Suçun niteliği insanı ne kadar rahatsız ederse etsin ölüm cezasına karşı durmak böyle bir içselleştirme sonucu olabilir.
AK Parti Grubu'nda yükselen "asalım" seslerinin meydanda ip atmaktan farkı yoktur.Ölüm cezası hukuk sistemimizden bir daha geri dönmemek üzere çıkıp gitmiştir.
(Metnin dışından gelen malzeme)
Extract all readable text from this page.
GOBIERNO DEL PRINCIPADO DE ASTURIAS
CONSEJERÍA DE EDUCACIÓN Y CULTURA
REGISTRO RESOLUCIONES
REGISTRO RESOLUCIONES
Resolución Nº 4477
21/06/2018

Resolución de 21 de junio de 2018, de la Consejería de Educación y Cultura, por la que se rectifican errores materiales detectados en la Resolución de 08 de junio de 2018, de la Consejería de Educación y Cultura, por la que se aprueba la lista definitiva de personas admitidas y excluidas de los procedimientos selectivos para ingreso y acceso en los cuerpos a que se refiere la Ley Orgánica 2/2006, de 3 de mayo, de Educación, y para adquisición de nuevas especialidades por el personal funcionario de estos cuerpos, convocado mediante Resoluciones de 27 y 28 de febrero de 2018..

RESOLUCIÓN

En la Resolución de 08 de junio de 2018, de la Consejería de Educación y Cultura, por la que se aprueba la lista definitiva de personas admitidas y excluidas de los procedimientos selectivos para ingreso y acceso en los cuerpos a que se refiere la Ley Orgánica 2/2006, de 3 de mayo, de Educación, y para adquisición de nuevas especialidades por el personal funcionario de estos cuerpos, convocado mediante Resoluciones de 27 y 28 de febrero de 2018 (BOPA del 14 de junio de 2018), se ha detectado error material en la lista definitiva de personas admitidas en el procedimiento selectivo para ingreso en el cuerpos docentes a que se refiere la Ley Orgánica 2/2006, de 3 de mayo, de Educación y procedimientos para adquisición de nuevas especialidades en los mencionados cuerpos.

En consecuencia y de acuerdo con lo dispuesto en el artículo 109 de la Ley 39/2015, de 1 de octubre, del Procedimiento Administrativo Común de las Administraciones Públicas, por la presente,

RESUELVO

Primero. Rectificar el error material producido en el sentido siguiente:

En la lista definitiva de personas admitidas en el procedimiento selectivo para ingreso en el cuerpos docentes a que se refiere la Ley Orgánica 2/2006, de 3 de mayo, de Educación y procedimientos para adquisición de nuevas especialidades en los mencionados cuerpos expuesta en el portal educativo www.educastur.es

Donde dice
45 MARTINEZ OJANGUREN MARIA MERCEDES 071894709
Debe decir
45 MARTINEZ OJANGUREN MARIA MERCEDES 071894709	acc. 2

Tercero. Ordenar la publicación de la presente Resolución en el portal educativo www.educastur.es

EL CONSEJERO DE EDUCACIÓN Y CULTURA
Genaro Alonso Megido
Üstelik bu cezanın kalkması Türkiye'nin çağdaş hukuk sistemine ulaşma yolunda attığı adımdı.
Altını çizdiğimiz zihniyet devrimi veya içselleştirme tam olarak yapılamadığı için olsa gerek, bu yolda atılan adımların hızı birden kesildi.
Oysa Türkiye, sadece Avrupa Birliği hedefi için değil, insanlarına çağdaş devletin hukuk sistemini sağlamak amacıyla bu değişimi sürdürmek zorunda.
"Asmayıp da besleyelim mi" sözü 12 Eylül dönemine ait acı bir hatıradır.Meclis'in çatısı altında benzer bir özlemin seslendirilmiş olması gerçekten çok acı. Dileriz
"Asalım" diye bağıran vekiller de yaptıkları hatanın farkına varırlar.
Yayın tarihi: 26 Aralık 2007, Çarşamba
Web adresi: https://www.sabah.com.tr/2007/12/26//haber,CBFAE6A023DF4D209B5337B4DA691025.html
Tüm hakları saklıdır.
Copyright © 2003-2007, MERKEZ GAZETE DERGİ BASIM YAYINCILIK SANAYİ VE TİCARET A.Ş.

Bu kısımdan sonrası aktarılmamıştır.